Basra airport reopens for business

First published on the Ministry of Defence Website on 21st Dec 2007

As British forces were handing over Basra Province last weekend, Iraqi airport staff were taking control of one of the country’s gateways.

Bustling with passengers like any other international departure lounge, the recent handover of Basra airport signalled a new era for the people of southern Iraq. For the first time since 2003 the airport is being run by Iraqis having taken four years of training and cooperation to get to this point.

For the staff this is the busiest time of year. Every year over 1.5 million pilgrims travel to the Kingdom of Saudi Arabia and back in order to undertake the ‘greater pilgrimage’ or the Hajj; one of the five pillars of Islam. And for Iraqis this year, the airport is key.

Group Captain Mike Wigston is the Officer Commanding 903 Expeditionary Air Wing, the unit which has been carrying out all the training of Iraqi airport staff:

“It’s never been the gateway to South East Iraq that its designers thought it would be,” he said. “Now we’re on the threshold of that actually becoming reality and we’ve got a superb chance to use the Hajj period to showcase this to the locals as to what a precious commodity they’ve got on their doorstep.”

This year about 31,000 pilgrims travelled from Iraq, including over 3,600 by air from Basra. For Air Traffic Controller Mu’ayed Yousif, it’s a momentus occasion:

“We are very happy because we have returned to our jobs and we are very much looking forward to taking control of the tower.”

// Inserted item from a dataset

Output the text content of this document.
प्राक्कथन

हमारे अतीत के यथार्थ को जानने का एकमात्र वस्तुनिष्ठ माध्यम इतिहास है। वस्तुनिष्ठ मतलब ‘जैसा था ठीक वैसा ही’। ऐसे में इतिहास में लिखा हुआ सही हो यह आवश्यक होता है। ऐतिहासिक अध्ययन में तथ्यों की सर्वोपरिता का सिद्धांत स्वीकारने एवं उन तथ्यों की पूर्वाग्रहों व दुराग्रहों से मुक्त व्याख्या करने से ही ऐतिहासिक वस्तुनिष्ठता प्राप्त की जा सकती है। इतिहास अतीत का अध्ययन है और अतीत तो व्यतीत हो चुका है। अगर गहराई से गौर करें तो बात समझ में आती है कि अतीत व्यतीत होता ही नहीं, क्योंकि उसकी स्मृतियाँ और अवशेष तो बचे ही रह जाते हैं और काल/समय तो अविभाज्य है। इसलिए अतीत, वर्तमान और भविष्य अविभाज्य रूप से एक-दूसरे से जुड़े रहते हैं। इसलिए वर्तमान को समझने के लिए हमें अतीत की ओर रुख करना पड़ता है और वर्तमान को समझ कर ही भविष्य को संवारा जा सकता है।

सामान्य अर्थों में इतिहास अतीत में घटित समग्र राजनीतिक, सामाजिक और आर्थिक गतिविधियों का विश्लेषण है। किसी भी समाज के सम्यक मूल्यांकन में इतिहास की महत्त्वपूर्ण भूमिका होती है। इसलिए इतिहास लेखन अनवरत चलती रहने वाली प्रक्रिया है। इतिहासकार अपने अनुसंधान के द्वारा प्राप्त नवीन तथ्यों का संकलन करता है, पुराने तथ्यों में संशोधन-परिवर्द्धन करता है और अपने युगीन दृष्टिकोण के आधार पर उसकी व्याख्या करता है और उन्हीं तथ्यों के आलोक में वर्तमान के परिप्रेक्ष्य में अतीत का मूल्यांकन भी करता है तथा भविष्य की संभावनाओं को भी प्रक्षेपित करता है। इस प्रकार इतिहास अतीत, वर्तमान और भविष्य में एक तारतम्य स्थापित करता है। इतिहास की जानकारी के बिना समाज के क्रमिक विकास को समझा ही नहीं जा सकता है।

Every month there are over 250 civilian flights into and out of Basra by commercial airlines including Iraqi airways, Royal Jordanian, Jordan Integrated Air Cargo, Gulf International and Valan. Destinations they serve include Kuwait, Dubai, Jordan, Tehran and Bahrain, as well as a number of major Iraqi cities.

Airport Director, Mezxer Shnawah Zaheed, explained:

“My aim was to bring Basrah airport up to international standards. I’ve worked with maintenance to rebuild the airport, so that it is comparable to any other international airport in the world.”

International airlines will only land here if it’s safe. So the Royal Air Force has had teams on the ground training their Iraqi counterparts to internationally recognised standards in firefighting in the event of an incident on the airfield, and in border control, a key skill in a country still marred by sectarian violence.

The RAF has now handed over responsibility for the airport and the management and training of its staff to Iraqi control.

And after a successful Hajj, it’s hoped the international airport will bring wider trade and economic development to the country as a whole.

Douglas Alexander, Secretary of State for International Development, said of the airport handover:

“The growing number of passengers and planes using BIA represents a real step forward, both for the regional economy of Basrah, and more broadly for Iraq. We’ve seen a significant rise in capacity just in recent weeks with the Hajj and I think it represents a real opportunity for the regional economy here in Basrah now and in the future.”

It is hoped that both the handover of Basra Province and the airport to Iraqi control will bring the success that local people are striving for.